Apparently, PG&E knew about their faulty power lines for years. In 2013, PG&E workers noticed that one of their lines (the Caribou-Palermo line) sagged considerably and that several trees were encroaching upon it. Work was scheduled to have been completed by February 2016 and cost upwards of $30.3 million, but the project was continuously delayed. Then they were going to start the repair project in 2014. The project never happened. Then they were going to repair the line in 2015. The repairs still didn’t come.
Finally, in 2018, PG&E told federal regulators that their work would begin in June and finish up late in the year. That would-be work also never started and in a matter of months the perpetual putting off would be too late, WSJ previously reported. And on Nov. 8, 2018, “winds picked up before sunrise near Paradise, Calif., when a wire snapped free from the Caribou-Palermo line, creating an electric arc that scorched the metal tower supporting it.” A fire started under the line, and within hours, a fire, the “Camp Fire” ravaged Paradise and killed 85 people.

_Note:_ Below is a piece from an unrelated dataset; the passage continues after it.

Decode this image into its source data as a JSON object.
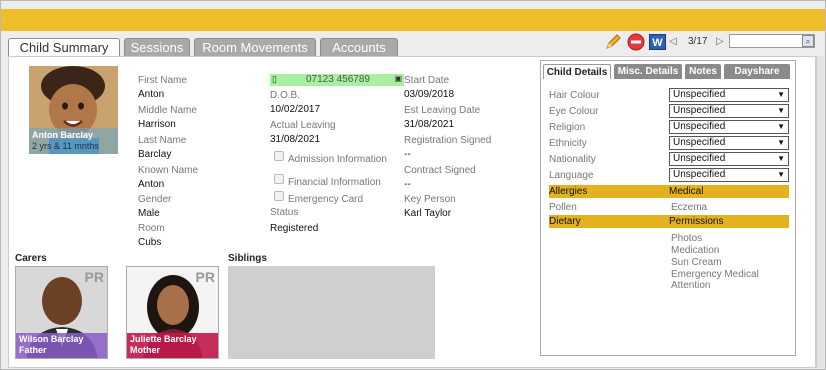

After the wildfires, PG&E declared bankruptcy to insulate itself from the damages. In announcing their bankruptcy protection scheme, PG&E cited hundreds of civil lawsuits filed by victims from wildfires that occurred in 2017 and 2018. Those lawsuits will now be consolidated into bankruptcy court where victims will likely receive less money than had their legal actions played out in regular state or federal civil courts.